Fidel Castro seeks return to spotlight

Here’s the question being asked by almost anybody who is following the latest news from Cuba — what on earth is Fidel Castro up to?

Since he made his first public appearance in four years last month, Cuba’s officially retired dictator — who turned 84 Friday — hasn’t stopped showing up in public, and grabbing the headlines.

Proclaiming himself “totally” recovered from the intestinal ailment that forced him to turn over the presidency to his brother Gen. Raul Castro in 2006, Fidel Castro has made more than a dozen public appearances since he was photographed visiting the National Center of Scientific Investigations on July 7.

Is he trying to undermine his brother Raul, or is he trying to help him? There are at least five major theories about what’s motivating Fidel’s sudden return to the limelight:

l Theory No. 1: He is stepping back to send a strong message to Cubans, including his Raul, not to deviate from hard-line communism, at a time when Cuba’s economic woes are driving many on the island to think about market-oriented economic reforms.

“Castro is trying to reassert two of the main pillars of the Cuban revolution: anti-Americanism and internationalism,” writes Jaime Suchlicki, head of the University of Miami’s Institute for Cuban and Cuban-American Studies, in a report entitled, “What is Fidel Castro up to?”

l Theory No. 2: Fidel is trying to support Raul, and to send a strong message to the hard-line wing of Cuba’s Communist Party that he stands by his brother’s limited economic reforms.

“By becoming very visible, Fidel Castro may be telling the Communist Party’s orthodox wing: ‘Look, I’m lucid, I’m in charge, I know what’s going on in the world, I support Raul, and I don’t want anybody to do anything against him,” Cuban dissident Guillermo Farinas, who is recovering at home after a 135-day hunger strike, told me in a telephone interview from Santa Clara, Cuba.

l Theory No. 3: Castro is trying to grab international headlines to eclipse the news about the death of Cuban political prisoner Orlando Zapata Tamayo earlier this year, and that the dissidents’ protests that followed. Until his reappearance, the international news on Cuba was focused on Zapata Tamayo’s death and the dissident movement. Today, it’s focused on Fidel Castro.

l Theory No. 4: Castro is trying to grab headlines to divert world attention from Cuba’s recent agreement with the Roman Catholic Church to free 52 political prisoners, and the subsequent release — rather, forced deportation — of 21 of them.

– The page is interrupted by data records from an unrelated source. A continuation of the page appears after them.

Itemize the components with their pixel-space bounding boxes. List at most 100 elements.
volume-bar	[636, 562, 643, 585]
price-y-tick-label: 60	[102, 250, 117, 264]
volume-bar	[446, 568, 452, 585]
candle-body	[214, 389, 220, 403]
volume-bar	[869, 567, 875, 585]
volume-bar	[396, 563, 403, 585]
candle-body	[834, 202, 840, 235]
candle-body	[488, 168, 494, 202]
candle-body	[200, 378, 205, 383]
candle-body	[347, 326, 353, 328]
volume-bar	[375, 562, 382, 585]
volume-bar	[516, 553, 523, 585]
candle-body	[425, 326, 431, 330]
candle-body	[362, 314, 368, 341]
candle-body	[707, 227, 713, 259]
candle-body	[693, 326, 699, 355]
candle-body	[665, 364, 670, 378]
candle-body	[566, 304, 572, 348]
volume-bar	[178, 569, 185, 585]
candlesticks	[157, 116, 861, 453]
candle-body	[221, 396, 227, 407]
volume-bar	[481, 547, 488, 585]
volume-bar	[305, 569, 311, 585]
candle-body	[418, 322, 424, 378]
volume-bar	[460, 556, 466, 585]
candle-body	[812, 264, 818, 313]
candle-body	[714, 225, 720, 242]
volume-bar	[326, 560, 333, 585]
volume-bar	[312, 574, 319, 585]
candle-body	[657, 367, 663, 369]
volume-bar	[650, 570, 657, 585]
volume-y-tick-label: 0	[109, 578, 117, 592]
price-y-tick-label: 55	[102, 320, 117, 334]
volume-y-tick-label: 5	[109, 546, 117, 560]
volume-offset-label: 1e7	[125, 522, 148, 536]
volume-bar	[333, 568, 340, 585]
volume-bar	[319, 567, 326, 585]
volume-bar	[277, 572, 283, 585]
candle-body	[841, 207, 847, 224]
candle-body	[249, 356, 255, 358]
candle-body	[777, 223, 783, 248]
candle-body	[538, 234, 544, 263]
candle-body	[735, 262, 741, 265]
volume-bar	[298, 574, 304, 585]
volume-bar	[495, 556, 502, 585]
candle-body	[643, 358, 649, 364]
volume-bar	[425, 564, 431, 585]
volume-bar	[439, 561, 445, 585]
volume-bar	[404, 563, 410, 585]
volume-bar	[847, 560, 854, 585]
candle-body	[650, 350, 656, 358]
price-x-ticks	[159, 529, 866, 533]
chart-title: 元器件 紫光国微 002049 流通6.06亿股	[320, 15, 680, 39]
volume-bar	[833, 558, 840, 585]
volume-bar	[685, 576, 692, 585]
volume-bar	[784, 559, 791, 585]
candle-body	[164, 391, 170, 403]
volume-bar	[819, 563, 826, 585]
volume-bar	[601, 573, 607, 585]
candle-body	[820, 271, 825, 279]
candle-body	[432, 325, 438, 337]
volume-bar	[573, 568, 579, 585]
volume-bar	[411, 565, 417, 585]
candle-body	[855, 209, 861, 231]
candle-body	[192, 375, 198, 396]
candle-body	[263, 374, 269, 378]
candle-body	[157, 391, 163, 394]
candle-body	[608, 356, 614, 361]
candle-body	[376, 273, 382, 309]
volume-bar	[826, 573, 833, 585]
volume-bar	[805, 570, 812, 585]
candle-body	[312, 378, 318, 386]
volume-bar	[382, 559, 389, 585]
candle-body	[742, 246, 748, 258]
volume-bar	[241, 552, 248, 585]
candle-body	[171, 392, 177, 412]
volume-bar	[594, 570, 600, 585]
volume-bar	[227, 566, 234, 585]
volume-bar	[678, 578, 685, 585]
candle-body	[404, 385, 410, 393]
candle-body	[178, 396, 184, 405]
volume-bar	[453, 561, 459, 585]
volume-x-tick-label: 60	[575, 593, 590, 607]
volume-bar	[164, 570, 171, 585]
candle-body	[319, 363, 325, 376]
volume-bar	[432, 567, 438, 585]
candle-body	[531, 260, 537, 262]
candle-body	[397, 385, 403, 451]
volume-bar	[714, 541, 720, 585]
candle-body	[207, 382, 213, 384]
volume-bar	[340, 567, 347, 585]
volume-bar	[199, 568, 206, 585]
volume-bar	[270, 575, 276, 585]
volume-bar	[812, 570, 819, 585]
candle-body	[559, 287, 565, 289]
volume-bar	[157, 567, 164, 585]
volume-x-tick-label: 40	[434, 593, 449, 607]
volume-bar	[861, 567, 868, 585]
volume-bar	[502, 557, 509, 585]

In addition to undermining the dissidents’ recent propaganda victories, Castro may be trying to keep Cubans on the island from thinking that the prisoners’ release was a sign of weakness by the government. That, in the mind of the Castro brothers, would entice peaceful oppositionists to step up their anti-government marches.

“As a good politician that he is, he wants to make sure than when people abroad talk about Cuba, they talk about him, and not about the political prisoners,” Farinas told me.

l Theory No. 5: It’s an ego thing. Castro — the utmost narcissist-Leninist — could not stand the role of invisible foreign affairs editorialist to which he has been confined for the past four years. Now that he feels that his health has improved, he can’t help but to return to center stage.

My opinion: There may be some truth in all five theories, but I think the answer to Castro’s reappearance lies mostly in a combination of the latter three.

It’s no coincidence that Castro’s first public showing at the National Center for Scientific Investigations took place July 7, the same day that Cuba’s Church announced that the regime had agreed to free 52 political prisoners. And it’s no coincidence that Castro’s first extended appearance on Cuban television took place on July 12, only hours before the first group of political prisoners arrived in Spain and started telling the world about the horrors of Cuban prisons.

Castro is trying to get the media to focus on him, rather than on what his victims are saying about his hereditary military dictatorship. And we are all falling into his trap by focusing our eyes on him.